Listening to the doctor talk on the other side of his wide desk, they can agree on signs of improvement and the possibility that a new treatment, simply awaiting approval, might make all the difference and no matter how I interject or which rational and perceptive comments I make or how involved I might be in my own treatment, I cannot escape the feeling that they are my parents, discussing my report card in grade school and making a plan for my improvement and I can never fully abandon that rage.

And it’s only a matter of time before I am burning out of control, angry and yelling, heating the house to a glow, and I hate her for understanding and I hate her for being there and I hate her for loving me because I see clearly, with crystal precision, that there is nothing left here to love, nothing left of who I was or who I could be but an image like a faded movie poster for a film which will never arrive and I hate her because every day she is standing in line to buy a new ticket.

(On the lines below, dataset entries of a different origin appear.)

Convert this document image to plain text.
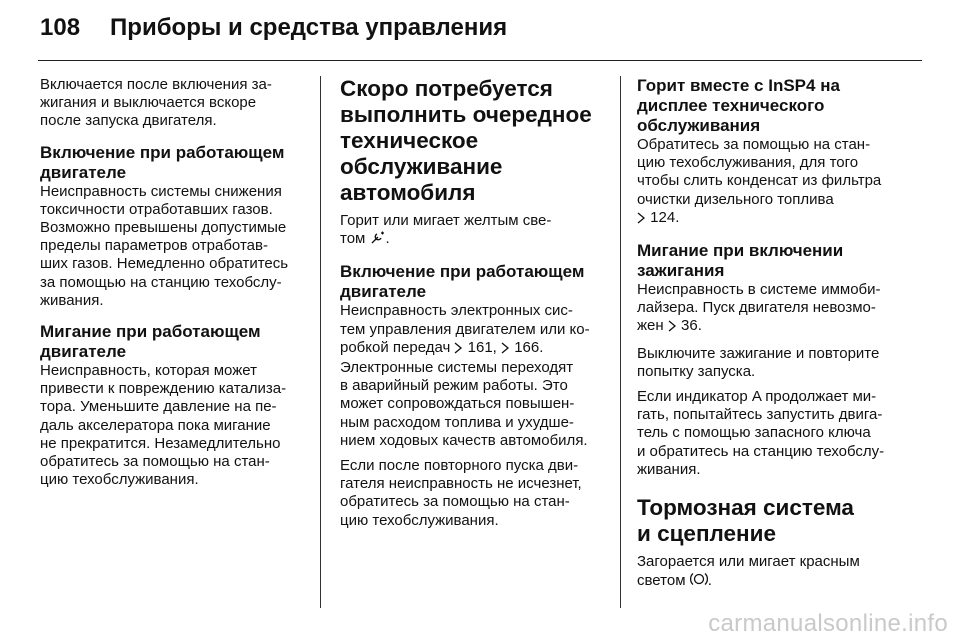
108 Приборы и средства управления

Включается после включения за-
жигания и выключается вскоре
после запуска двигателя.

Включение при работающем
двигателе

Неисправность системы снижения
токсичности отработавших газов.
Возможно превышены допустимые
пределы параметров отработав-
ших газов. Немедленно обратитесь
за помощью на станцию техобслу-
живания.

Мигание при работающем
двигателе

Неисправность, которая может
привести к повреждению катализа-
тора. Уменьшите давление на пе-
даль акселератора пока мигание
не прекратится. Незамедлительно
обратитесь за помощью на стан-
цию техобслуживания.

Скоро потребуется
выполнить очередное
техническое
обслуживание
автомобиля

Горит или мигает желтым све-
том .

Включение при работающем
двигателе

Неисправность электронных сис-
тем управления двигателем или ко-
робкой передач 161, 166.
Электронные системы переходят
в аварийный режим работы. Это
может сопровождаться повышен-
ным расходом топлива и ухудше-
нием ходовых качеств автомобиля.

Если после повторного пуска дви-
гателя неисправность не исчезнет,
обратитесь за помощью на стан-
цию техобслуживания.

Горит вместе с InSP4 на
дисплее технического
обслуживания

Обратитесь за помощью на стан-
цию техобслуживания, для того
чтобы слить конденсат из фильтра
очистки дизельного топлива
124.

Мигание при включении
зажигания

Неисправность в системе иммоби-
лайзера. Пуск двигателя невозмо-
жен 36.

Выключите зажигание и повторите
попытку запуска.

Если индикатор A продолжает ми-
гать, попытайтесь запустить двига-
тель с помощью запасного ключа
и обратитесь на станцию техобслу-
живания.

Тормозная система
и сцепление

Загорается или мигает красным
светом .

carmanualsonline.info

And then, when our life has cooled from molten to blue, she will take me by surprise, touching my fingers in the grocery store, or looking up to me, smiling from her morning coffee, and something in me will become human again, as if every part of me which had drained off  was now spilling back in, bubbling from my toes, filling into my body warm and vibrant and for one moment, there at the kitchen table or standing in front of the cornflakes, I believe I am alive.

But nothing helps enough.  Not enough to keep the darkness at a distance long enough to build anything resembling a life.  It shouldn’t be that way but it is; she’s the one who’ll have to leave and her guilt will be a shard of me she’ll never remove from her flesh.

It’s late or early and no-one in the neighborhood is awake.   The lawns are quiet and the streets are empty.  All of the windows are dark except for a grey nightlight two houses down.  I don’t want to go back into the house but, later, I will.

Later, I’ll drag myself into the living room and collapse into the blueglow of the TV,  watching nothing, masturbating to some tune I hardly remember, filled to bursting with a sadness I can’t get out of me, while she sleeps quietly in the other room.  And, in the morning, she will wake up, still believing something about me that I cannot understand.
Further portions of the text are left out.